With the 25th May deadline for the General Data Protection Regulations (GDPR) fast approaching, demand for contracting IT professionals offering big data know-how has skyrocketed, soaring by 128% in the 12 months between Q1 2017 and Q1 2018, a new report reveals.
The latest Tech Cities Job Watch study from IT professional resourcing giant, Experis, also reveals a simultaneous 68% rise in demand for candidates with the same skills in the permanent IT jobs market. Overall, demand for big data specialists surged year-on-year by 78%.
The figures reveal an acceleration of a trend toward big data skills which began in 2017. The specific qualifications and skills that proved most sought-after included AWS, Cloudera, Hadoop, Hive, Java, MongoDB, Python and Spark.
Also rising vigorously in the demand league table were hybrid roles for candidates who possess wider IT knowledge rather than specific specialist skills.
The quarterly report monitors pay rates and salaries in IT jobs advertised across 10 British cities in five tech disciplines: cloud, IT security, big data, mobile and web development.
Experis UK & Ireland’s Director of Specialist Markets, Martin Ewings, underlined the influence of new regulatory hurdles in 2018, in particular the imminent arrival of GDPR. These were combining with growing interest in the Internet of Things.

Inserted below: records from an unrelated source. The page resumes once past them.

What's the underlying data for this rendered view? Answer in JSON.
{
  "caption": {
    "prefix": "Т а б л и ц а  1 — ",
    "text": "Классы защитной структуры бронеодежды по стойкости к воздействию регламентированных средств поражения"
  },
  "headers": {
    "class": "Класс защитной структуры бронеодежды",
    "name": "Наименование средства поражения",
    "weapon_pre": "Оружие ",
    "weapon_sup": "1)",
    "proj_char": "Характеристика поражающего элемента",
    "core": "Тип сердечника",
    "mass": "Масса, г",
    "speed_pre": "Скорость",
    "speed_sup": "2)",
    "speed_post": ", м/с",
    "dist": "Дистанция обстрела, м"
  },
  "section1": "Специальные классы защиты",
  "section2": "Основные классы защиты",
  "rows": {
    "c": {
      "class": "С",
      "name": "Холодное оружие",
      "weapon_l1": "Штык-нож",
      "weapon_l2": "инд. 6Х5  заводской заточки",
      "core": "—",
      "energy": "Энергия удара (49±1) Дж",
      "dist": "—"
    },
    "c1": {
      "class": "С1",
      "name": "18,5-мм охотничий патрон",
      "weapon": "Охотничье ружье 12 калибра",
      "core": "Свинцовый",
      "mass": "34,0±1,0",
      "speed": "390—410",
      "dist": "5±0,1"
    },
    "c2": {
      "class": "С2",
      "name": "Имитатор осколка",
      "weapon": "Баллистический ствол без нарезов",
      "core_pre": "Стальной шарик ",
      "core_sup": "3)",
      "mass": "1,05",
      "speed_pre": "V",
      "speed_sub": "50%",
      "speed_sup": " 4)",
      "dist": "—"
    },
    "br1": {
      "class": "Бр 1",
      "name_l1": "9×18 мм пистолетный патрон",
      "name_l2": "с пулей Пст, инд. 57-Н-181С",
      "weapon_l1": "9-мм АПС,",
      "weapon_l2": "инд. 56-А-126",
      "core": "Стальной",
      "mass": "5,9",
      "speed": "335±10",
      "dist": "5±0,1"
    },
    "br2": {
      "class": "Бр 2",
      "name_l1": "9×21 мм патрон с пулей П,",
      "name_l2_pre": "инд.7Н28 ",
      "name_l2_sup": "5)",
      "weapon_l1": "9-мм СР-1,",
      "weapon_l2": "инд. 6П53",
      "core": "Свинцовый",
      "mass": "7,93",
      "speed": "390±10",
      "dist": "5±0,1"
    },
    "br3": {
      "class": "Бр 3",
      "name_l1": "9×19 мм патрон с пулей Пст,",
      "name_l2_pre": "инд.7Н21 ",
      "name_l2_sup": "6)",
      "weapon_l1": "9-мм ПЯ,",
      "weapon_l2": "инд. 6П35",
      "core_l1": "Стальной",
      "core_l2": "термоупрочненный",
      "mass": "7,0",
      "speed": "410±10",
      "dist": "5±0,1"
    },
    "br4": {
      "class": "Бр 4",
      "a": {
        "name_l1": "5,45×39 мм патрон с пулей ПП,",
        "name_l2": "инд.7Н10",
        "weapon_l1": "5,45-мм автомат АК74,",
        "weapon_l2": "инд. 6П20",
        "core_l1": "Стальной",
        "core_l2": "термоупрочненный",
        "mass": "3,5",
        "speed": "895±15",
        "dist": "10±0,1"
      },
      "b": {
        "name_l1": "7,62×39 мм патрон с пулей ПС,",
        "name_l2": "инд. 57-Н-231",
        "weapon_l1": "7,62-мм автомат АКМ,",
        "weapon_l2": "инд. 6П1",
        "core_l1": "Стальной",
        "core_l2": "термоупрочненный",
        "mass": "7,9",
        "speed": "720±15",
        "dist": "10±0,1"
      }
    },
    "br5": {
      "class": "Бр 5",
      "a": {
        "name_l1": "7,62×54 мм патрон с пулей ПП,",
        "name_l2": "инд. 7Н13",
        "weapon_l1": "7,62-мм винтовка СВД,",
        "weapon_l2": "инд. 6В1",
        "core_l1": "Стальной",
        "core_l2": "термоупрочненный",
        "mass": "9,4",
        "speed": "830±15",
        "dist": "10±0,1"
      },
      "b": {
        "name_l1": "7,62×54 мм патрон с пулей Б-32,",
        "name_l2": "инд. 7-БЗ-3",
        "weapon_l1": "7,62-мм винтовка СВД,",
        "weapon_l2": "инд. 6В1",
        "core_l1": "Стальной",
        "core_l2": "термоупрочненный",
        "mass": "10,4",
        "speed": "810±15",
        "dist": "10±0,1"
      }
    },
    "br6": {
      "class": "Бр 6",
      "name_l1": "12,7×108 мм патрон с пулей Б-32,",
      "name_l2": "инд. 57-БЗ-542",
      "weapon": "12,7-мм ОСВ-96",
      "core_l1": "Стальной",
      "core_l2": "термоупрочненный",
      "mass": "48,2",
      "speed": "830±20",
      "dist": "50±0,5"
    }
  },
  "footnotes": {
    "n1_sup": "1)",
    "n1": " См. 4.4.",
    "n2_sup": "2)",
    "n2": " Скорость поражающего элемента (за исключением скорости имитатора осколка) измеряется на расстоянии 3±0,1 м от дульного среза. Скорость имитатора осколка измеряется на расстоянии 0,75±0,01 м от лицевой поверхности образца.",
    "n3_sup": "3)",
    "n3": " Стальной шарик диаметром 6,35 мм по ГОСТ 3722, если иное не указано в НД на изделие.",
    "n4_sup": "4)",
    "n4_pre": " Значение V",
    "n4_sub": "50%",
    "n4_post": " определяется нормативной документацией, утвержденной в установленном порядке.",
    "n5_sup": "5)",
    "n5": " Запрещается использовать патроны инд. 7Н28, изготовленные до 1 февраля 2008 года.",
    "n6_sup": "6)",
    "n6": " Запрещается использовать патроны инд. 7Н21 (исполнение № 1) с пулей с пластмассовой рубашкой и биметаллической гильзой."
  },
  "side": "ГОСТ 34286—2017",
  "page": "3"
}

Between them, they were, he said, piling pressure on companies to improve the management, processing, security and competitive advantage of the data they possess.
“The power of that information is highly prized by organisations and they are eager to acquire the right skills, without necessarily fully comprehending precisely which skills are needed. For example, a data engineer or data architect might be more useful if the organisation has poor data infrastructures, instead of a data scientist to analyse the data.”
Big data roles continue to be the most highly prized, ahead of the other four specialisms monitored. Contracting big data specialists can command a day rate of £504, while their permanent counterparts command the highest average advertised salary: a princely £64,464.
Remuneration for big data specialists has, however, plateaued over the last few months, with permanent salaries climbing by just 0.1% in the last year (the smallest increase in any of the five specialisms monitored), while contractor day rates actually slipped by 5% over the same period.
Ewings explained that the data does not necessarily suggest that IT salaries have hit a ceiling but instead reflect a rebalancing of the market. Candidates have seen the high earnings available in big data roles and have been upskilling themselves with the qualifications needed for them, resulting in supply starting to meet demand and a natural stagnation in pay increases.